La nouvelle semble, à première vue, être un triomphe d'ingénierie. TerraPower, la startup nucléaire cofondée par Bill Gates, a obtenu le 4 mars 2026 un permis de construction de la U.S. Nuclear Regulatory Commission (NRC) pour son réacteur Natrium à Kemmerer (Wyoming). C'est le premier feu vert pour construire un réacteur commercial aux États-Unis en une décennie et le premier pour un design qui n'est pas basé sur l'eau légère depuis plus de 40 ans. Dans le secteur nucléaire, cette combinaison équivaut à un changement de paradigme, mais pas par romantisme technologique : par redistribution des risques.
Le Natrium est conçu pour fournir 345 mégawatts de puissance de base et s'élever à 500 mégawatts lors des pics de demande grâce à un système intégré de stockage d'énergie. TerraPower estime un coût total allant jusqu'à 4 milliards de dollars et vise à entrer en opération en 2030. Son PDG, Chris Levesque, a qualifié le permis de "jour historique" pour l'industrie nucléaire américaine. Le président de la NRC, Ho Nieh, l'a présenté comme une avancée historique vers l'énergie nucléaire avancée et comme un signe de décisions "opportunes et prévisibles" basées sur une révision de sécurité rigoureuse et indépendante. Parallèlement, des figures politiques de l'État — y compris les sénateurs Cynthia Lummis et John Barrasso, ainsi que le gouverneur Mark Gordon — ont célébré l'avancée, la liant à l'agenda d'indépendance énergétique. Les travaux, selon une porte-parole de TerraPower, Sarah Young, commenceraient dans les prochaines semaines, et la licence d'exploitation serait demandée en 2027 ou début 2028.

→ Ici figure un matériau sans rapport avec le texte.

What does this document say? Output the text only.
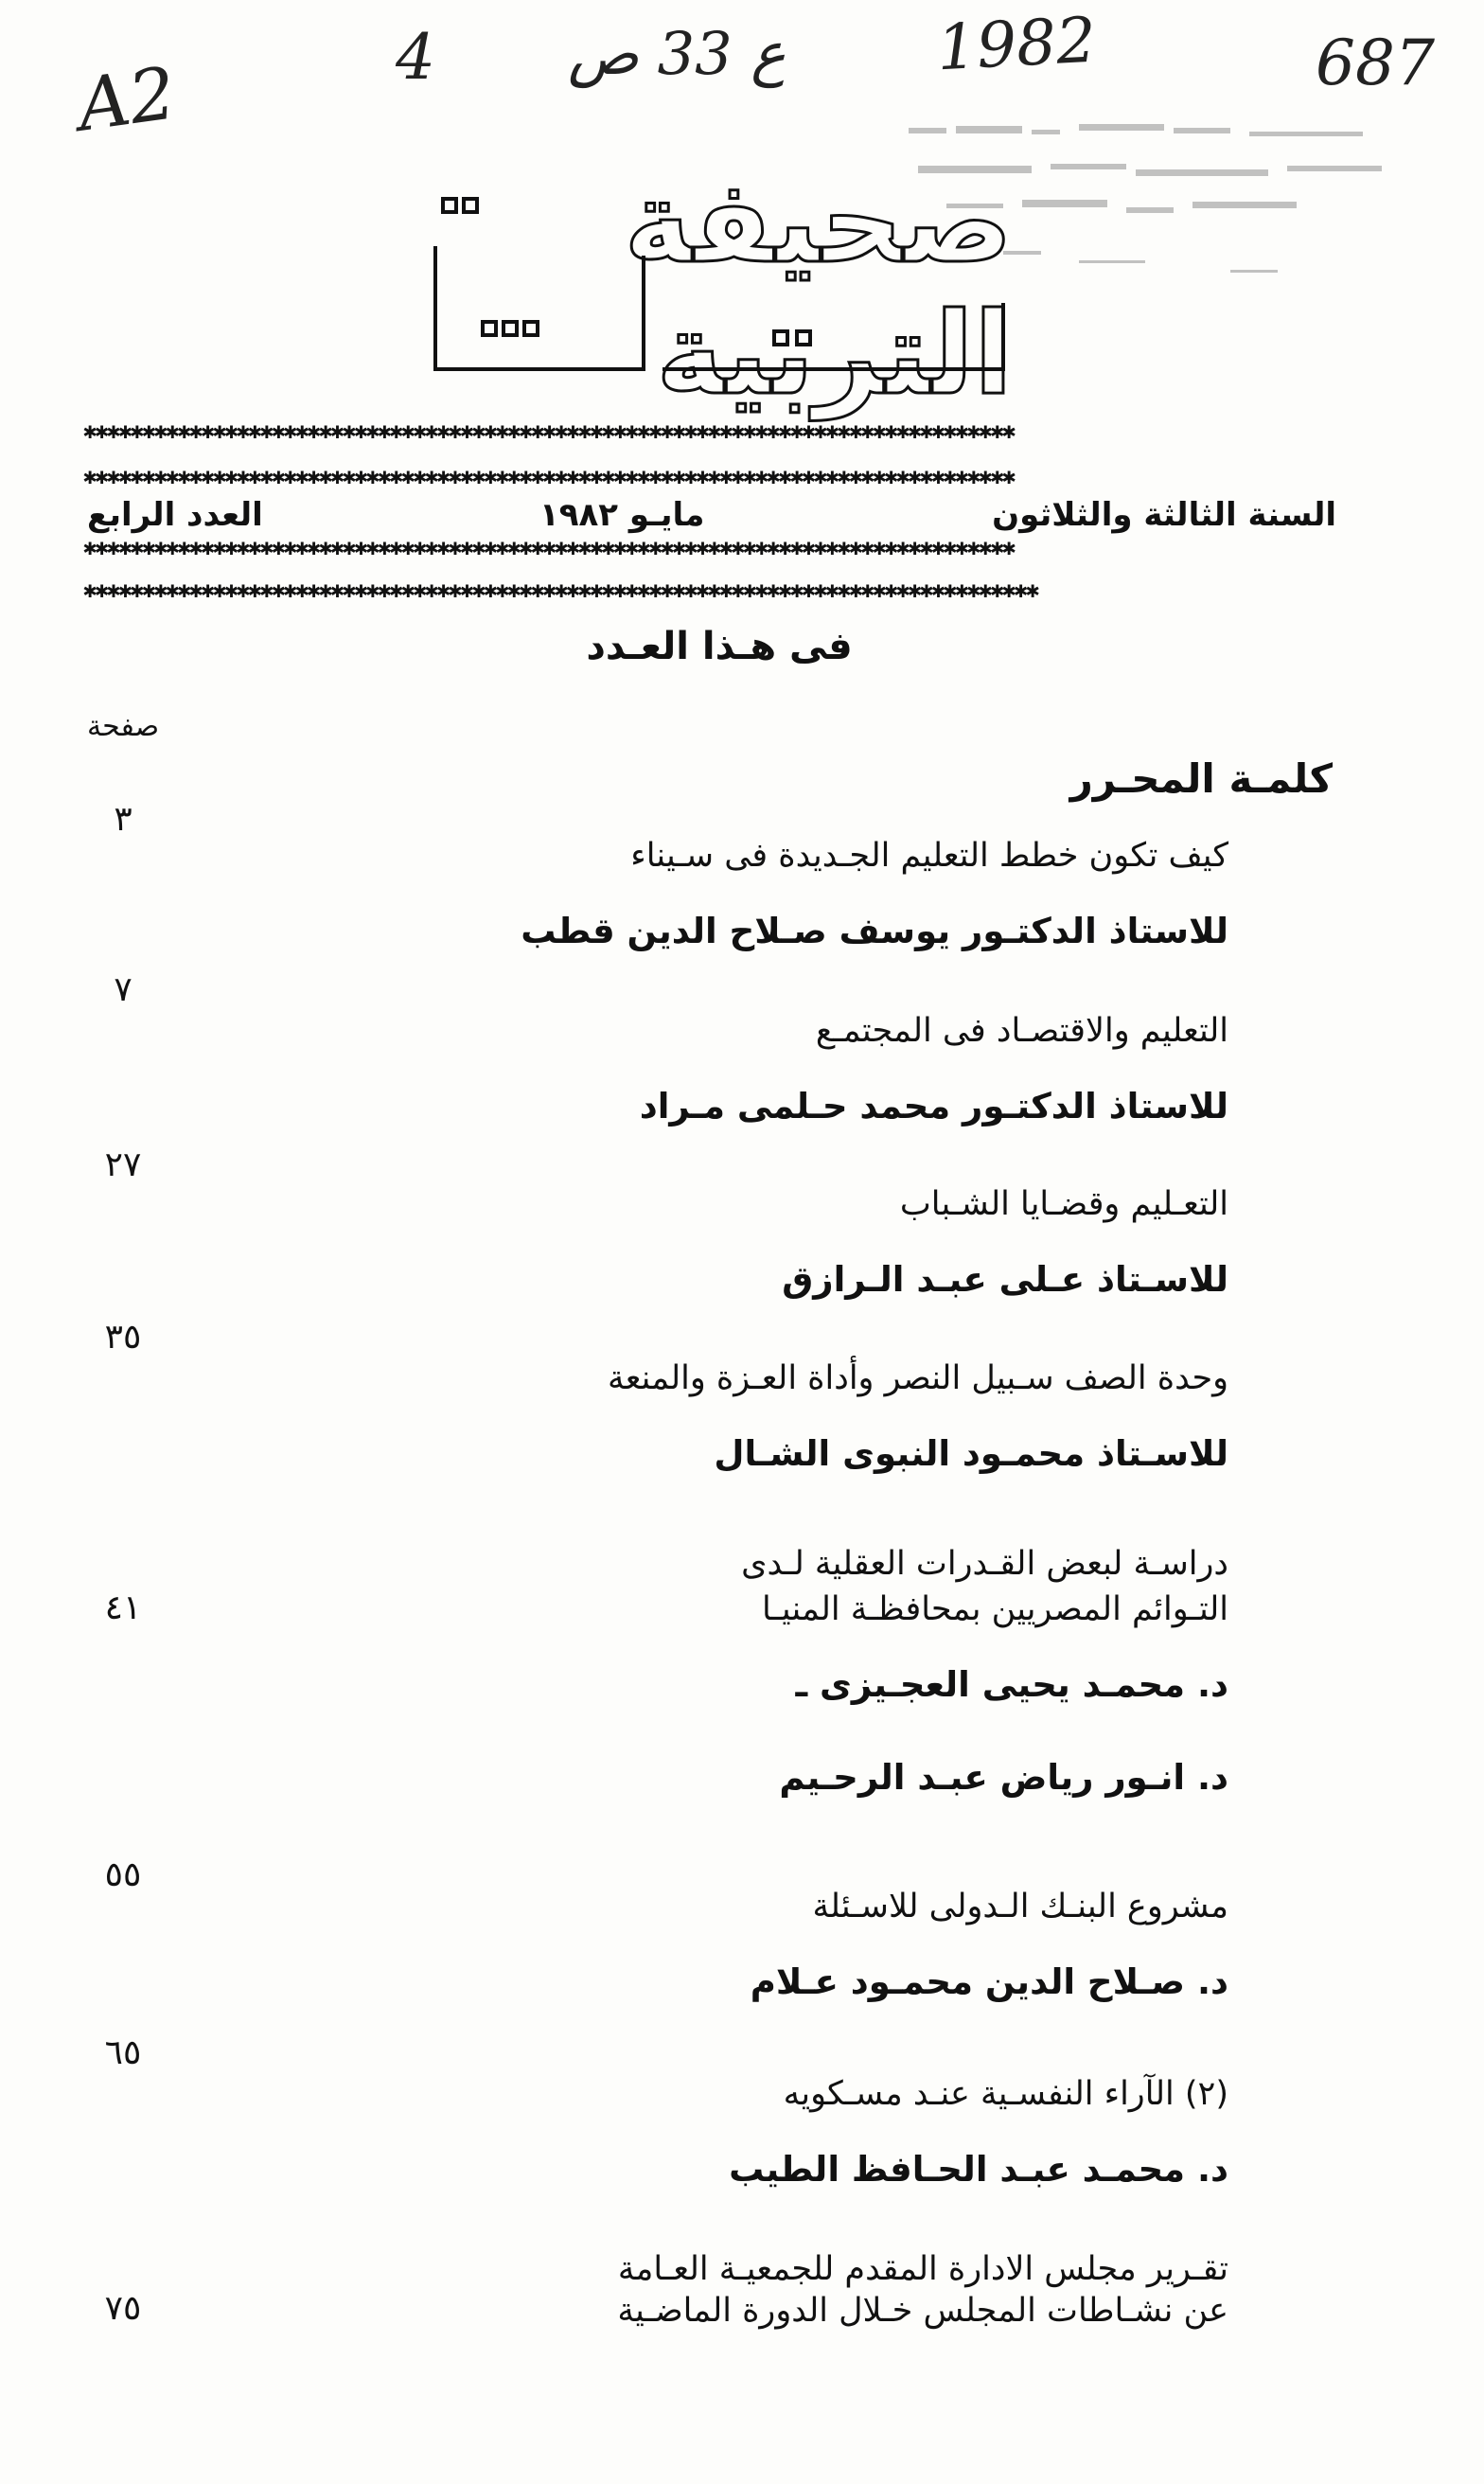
A2	4 ع 33 ص 1982	687
صحيفة التربية
✱✱✱✱✱✱✱✱✱✱✱✱✱✱✱✱✱✱✱✱✱✱✱✱✱✱✱✱✱✱✱✱✱✱✱✱✱✱✱✱✱✱✱✱✱✱✱✱✱✱✱✱✱✱✱✱✱✱✱✱✱✱✱✱✱✱✱✱✱✱✱✱✱✱✱✱✱✱✱
✱✱✱✱✱✱✱✱✱✱✱✱✱✱✱✱✱✱✱✱✱✱✱✱✱✱✱✱✱✱✱✱✱✱✱✱✱✱✱✱✱✱✱✱✱✱✱✱✱✱✱✱✱✱✱✱✱✱✱✱✱✱✱✱✱✱✱✱✱✱✱✱✱✱✱✱✱✱✱
السنة الثالثة والثلاثون
مايـو ١٩٨٢
العدد الرابع
✱✱✱✱✱✱✱✱✱✱✱✱✱✱✱✱✱✱✱✱✱✱✱✱✱✱✱✱✱✱✱✱✱✱✱✱✱✱✱✱✱✱✱✱✱✱✱✱✱✱✱✱✱✱✱✱✱✱✱✱✱✱✱✱✱✱✱✱✱✱✱✱✱✱✱✱✱✱✱
✱✱✱✱✱✱✱✱✱✱✱✱✱✱✱✱✱✱✱✱✱✱✱✱✱✱✱✱✱✱✱✱✱✱✱✱✱✱✱✱✱✱✱✱✱✱✱✱✱✱✱✱✱✱✱✱✱✱✱✱✱✱✱✱✱✱✱✱✱✱✱✱✱✱✱✱✱✱✱✱✱
فى هـذا العـدد
صفحة
كلمـة المحـرر
كيف تكون خطط التعليم الجـديدة فى سـيناء
للاستاذ الدكتـور يوسف صـلاح الدين قطب
٣
التعليم والاقتصـاد فى المجتمـع
للاستاذ الدكتـور محمد حـلمى مـراد
٧
التعـليم وقضـايا الشـباب
للاسـتاذ عـلى عبـد الـرازق
٢٧
وحدة الصف سـبيل النصر وأداة العـزة والمنعة
للاسـتاذ محمـود النبوى الشـال
٣٥
دراسـة لبعض القـدرات العقلية لـدى
التـوائم المصريين بمحافظـة المنيـا
د. محمـد يحيى العجـيزى ـ
د. انـور رياض عبـد الرحـيم
٤١
مشروع البنـك الـدولى للاسـئلة
د. صـلاح الدين محمـود عـلام
٥٥
(٢) الآراء النفسـية عنـد مسـكويه
د. محمـد عبـد الحـافظ الطيب
٦٥
تقـرير مجلس الادارة المقدم للجمعيـة العـامة
عن نشـاطات المجلس خـلال الدورة الماضـية
٧٥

Voilà le récit visible. Ce qui importe pour un PDG, un directeur financier ou un investisseur, c'est l'invisible : le permis ne se contente pas de permettre de couler du béton ; il transforme la régulation en un actif économique. Et quand la régulation devient un actif, le marché ne récompense plus uniquement celui qui "a la meilleure technologie", mais commence à récompenser celui qui peut soutenir une chaîne de valeur complète pendant des années, sans rompre la confiance de ceux qui mettent en capital, territoire, combustible et légitimité.
Le permis comme actif : quand le calendrier détermine la marge
Dans les affaires intensives en capital, la variable qui sépare un "pari" d'un "projet" est le calendrier. TerraPower a soumis sa demande de permis en mars 2024. Le processus avait été projeté initialement à 27 mois, mais s'est terminé en 18 mois grâce à un accélération impulsée par l'administration Trump, réduisant de sept mois le calendrier initial. Cette différence, dans un projet allant jusqu'à 4 milliards de dollars, n'est pas un détail administratif : c'est une réattribution du risque temporel.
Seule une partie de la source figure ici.